Le conseil d’administration du groupe Adani a pris "sa décision finale d’investissement", a-t-il indiqué dans un communiqué. Un chantier à 14,8 milliards d’euros, l'investissement le plus important de l’Inde en Australie. C'est aussi l'un des chantiers les plus controversés.

Un désastre pour le climat

Pendant 7 ans, le projet a été bloqué par les ONG. Il faut dire que l’impact environnemental est lourd. Le charbon extrait doit être acheminé par train vers le port d’Abbot Point, que le groupe Adani a acheté en 2011, pour ensuite transiter, en bateau, vers l’Inde. Sur sa route : la grande barrière de corail. "Ce projet empoisonné est un désastre pour le climat", a réagi Greenpeace Australia. "L’impact en terme de réchauffement climatique et d’acidification des océans serait lourd alors que la moitié des coraux sont déjà morts en l’espace de deux ans", souligne Lucie Pinson des Amis de la Terre, interrogée par Novethic.

Ce projet est pourtant soutenu par le gouvernement australien et surtout par celui de l'État du Queensland, région où le chômage est élevé. Les autorités ont été séduites, comme le rappelle Le Monde, par la promesse des 10 000 emplois directs et indirects engendrés par le chantier, chiffres pourtant contestés.

Le marché du charbon est déjà assez approvisionné

"Adani s’est lui-même donné le feu vert en se disant prêt à investir dans le projet. C’est avant tout une opération de communication, qui ne renforce en aucun cas la faisabilité économique et financière du projet. Il lui manque toujours plusieurs milliards de financement pour le conduire à bien", estime Lucie Pinson.

Adani est l'une des entreprises les plus endettées d'Inde et n’aurait reçu aucun financement de banques pour ce projet.
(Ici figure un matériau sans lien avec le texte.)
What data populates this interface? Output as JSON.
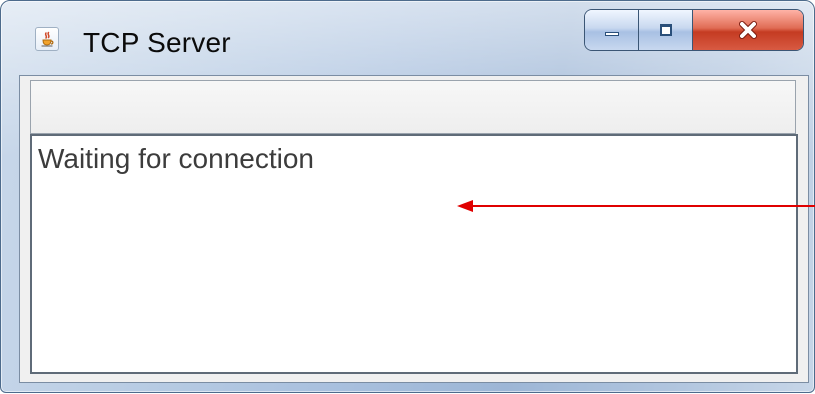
{
  "window": {
    "title": "TCP Server",
    "icon": "java-cup-icon"
  },
  "controls": {
    "minimize_icon": "minimize-icon",
    "maximize_icon": "maximize-icon",
    "close_icon": "close-icon"
  },
  "content": {
    "status_text": "Waiting for connection"
  },
  "colors": {
    "annotation_arrow": "#e00000"
  }
}
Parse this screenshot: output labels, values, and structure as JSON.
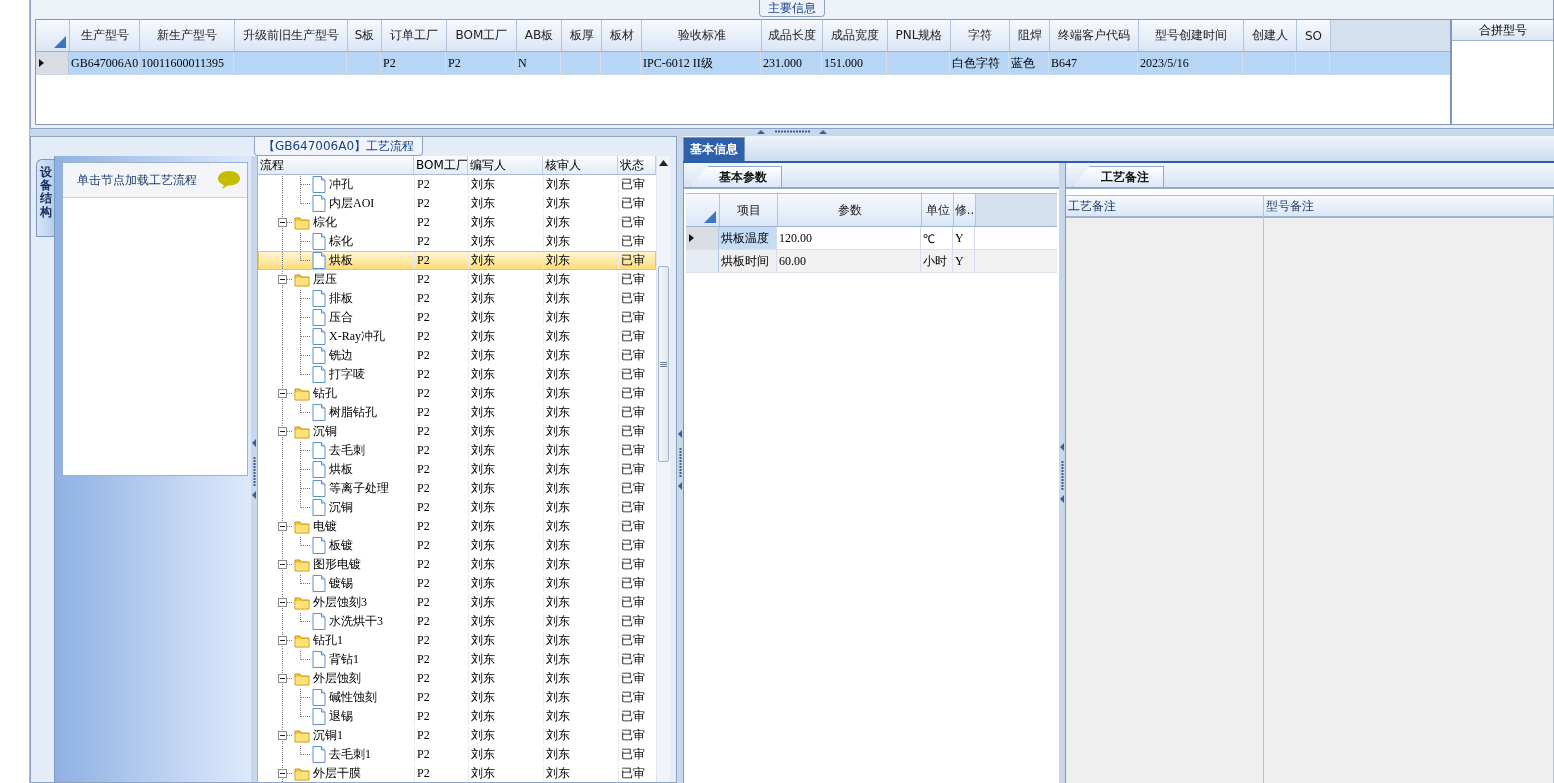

Face à la pression des associations, elles sont nombreuses à avoir pris leurs distances. Les françaises comme BNP Paribas, Crédit Agricole ou encore Société Générale ne financent plus d’exploitation de charbon depuis 2015.

Et les quatre principales banques australiennes se sont détournées du projet. En cause : l’impact environnemental mais aussi l'inutilité d’une telle mine. Selon Mathew Hodge, analyste de Morningstar, "le marché du charbon maritime est déjà assez approvisionné".

Les énergies renouvelables compétitives

Plus globalement, "la pertinence des nouveaux projets très carbo-intensifs comme la mine de Carmichael est fortement remise en cause aujourd’hui. Pas seulement pour leurs impacts environnementaux majeurs mais aussi car ces investissements deviennent très risqués économiquement", décrypte Harald Condé Piquer, analyste et responsable des formations "Risques ESG", au centre de Recherche de Novethic. "Les énergies solaire et éolienne sont devenues compétitives avec les énergies fossiles en Australie, mais aussi en Inde et en Chine".

Malgré ces risques, les travaux devraient commencer dès le mois de septembre, sans qu’Adani n’ait donné de garanties de financement. "Développer une méga-mine dépendante de subventions publiques et des exportations vers les pays émergents, alors que l’Inde cherche à stopper ses importations de charbon dès 2020, est non seulement à contre-courant de la lutte contre le changement climatique, mais aussi des évolutions structurelles des marchés de l’énergie", résume Harald Condé Piquer.